Ex. If you see someone wearing a stethoscope, you will assume they are a doctor.
Self-serving bias
The tendency for us to attribute our successes with internal personal factors and to attribute our failures with external situational factors.
Fundamental attribution error
The tendency for observers to overestimate the impact of the situation and underestimate the impact of personal traits/biases.
People will attribute one’s actions to their character rather than thinking about the situational factors that caused that behavior.
Cognitive dissonance
The theory that we act to reduce dissonance/discomfort when our thoughts/cognitions are inconsistent.
We change our attitude to fix mental discomfort from holding inconsistent/opposite beliefs.
Ex. you know that smoking is bad for your health, but you want to do it anyway.
Social influence
The process of inducing change in people.
Social facilitation
When you are in the presence of others, you will perform better on tasks that you are good at and worse on tasks that you are bad at.
Social loafing
The tendency for people to exert less effort and do less work in a group setting when trying to attain a common goal than they would if they were on their own.
Ex.
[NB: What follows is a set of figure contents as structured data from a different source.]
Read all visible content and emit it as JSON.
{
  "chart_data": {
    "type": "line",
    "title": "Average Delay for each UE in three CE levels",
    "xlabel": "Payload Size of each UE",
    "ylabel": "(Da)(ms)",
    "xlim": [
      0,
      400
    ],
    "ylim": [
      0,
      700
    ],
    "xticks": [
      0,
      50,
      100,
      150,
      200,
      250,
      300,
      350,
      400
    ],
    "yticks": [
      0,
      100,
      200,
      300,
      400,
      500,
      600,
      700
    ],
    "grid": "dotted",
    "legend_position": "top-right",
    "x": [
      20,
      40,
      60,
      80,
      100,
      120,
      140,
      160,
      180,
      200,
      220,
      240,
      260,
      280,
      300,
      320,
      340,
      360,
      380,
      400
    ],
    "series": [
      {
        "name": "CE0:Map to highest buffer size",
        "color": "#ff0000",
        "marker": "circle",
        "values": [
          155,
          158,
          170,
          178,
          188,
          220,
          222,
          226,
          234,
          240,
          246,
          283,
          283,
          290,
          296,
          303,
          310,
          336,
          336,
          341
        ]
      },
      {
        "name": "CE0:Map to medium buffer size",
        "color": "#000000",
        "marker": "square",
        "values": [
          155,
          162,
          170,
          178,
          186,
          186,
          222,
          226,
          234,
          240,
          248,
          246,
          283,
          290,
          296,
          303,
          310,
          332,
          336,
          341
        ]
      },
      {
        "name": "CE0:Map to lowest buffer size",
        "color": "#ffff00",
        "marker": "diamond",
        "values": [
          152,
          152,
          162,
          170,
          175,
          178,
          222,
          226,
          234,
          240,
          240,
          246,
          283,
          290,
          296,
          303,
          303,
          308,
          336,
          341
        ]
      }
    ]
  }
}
In group projects, there is always that one person that sits around and does nothing.
Deindividuation
The loss of self-awareness and restraint in a group setting because we feel a sense of anonymity.
When we shed self-awareness and restraint, we become more active in the group.
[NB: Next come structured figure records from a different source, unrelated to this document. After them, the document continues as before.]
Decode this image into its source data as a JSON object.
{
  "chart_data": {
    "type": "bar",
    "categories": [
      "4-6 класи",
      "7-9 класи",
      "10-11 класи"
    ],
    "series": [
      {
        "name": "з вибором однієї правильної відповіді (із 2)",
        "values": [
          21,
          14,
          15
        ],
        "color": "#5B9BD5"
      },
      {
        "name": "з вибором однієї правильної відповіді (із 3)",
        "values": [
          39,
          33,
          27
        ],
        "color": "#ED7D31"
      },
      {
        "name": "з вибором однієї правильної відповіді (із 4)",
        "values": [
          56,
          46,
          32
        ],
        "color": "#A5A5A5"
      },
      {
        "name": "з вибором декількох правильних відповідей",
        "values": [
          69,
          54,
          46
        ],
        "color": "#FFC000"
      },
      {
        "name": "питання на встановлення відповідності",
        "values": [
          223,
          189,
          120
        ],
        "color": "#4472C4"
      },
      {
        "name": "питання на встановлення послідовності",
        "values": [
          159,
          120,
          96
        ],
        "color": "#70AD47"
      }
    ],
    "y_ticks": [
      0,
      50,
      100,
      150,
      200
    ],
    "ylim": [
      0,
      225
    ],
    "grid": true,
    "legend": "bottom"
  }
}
Ex. someone bullying someone else online because they are hidden by their profile and exist in a larger group (the internet).
Group polarization
The enhancement of a groups prevailing inclinations through discussion within the group.
As peoples opinions (positive or negative) are discussed, they become more extreme.
Ex. individuals go along with a poorly planned idea that amplifies the true desires of the group because everyone else is going along with it.
Groupthink
The mode of thinking in a decision-making group setting when the desire for harmony overrides any alternate ideas.
It avoids creativity and individual responsibility because you go along with what the majority of the group wants just to make a decision.
People will conform to the group opinion rather than stating their own ideas.
Ex. when working on a group project, you may not share your unique idea because the majority of the group wants to do it another way.
Obedience
A change in behavior in response to a command from another person.
Ex. you take your dog for a walk because your mom said “take the dog for a walk”
Milgram Obedience Experiment
A group of 40 participants that ranged in age, income levels, and education were brought together. They were all test subjects who were asking a random person (the actor) questions who was sitting in an electrical chair. They were told to shock the man and up the voltage every time he got a question wrong. The man was yelling in pain for them to stop as he kept getting shocked and only 14/40 people stopped because they morally couldn’t hurt the man anymore. 26/40 people made it to the last level because they felt the need to obey.
Conformity
A change in a persons behavior to fit in with those around them.
They feel a real or imagined pressure to change the way they think or simply go along with the group.
We conform due to real or imagined pressure.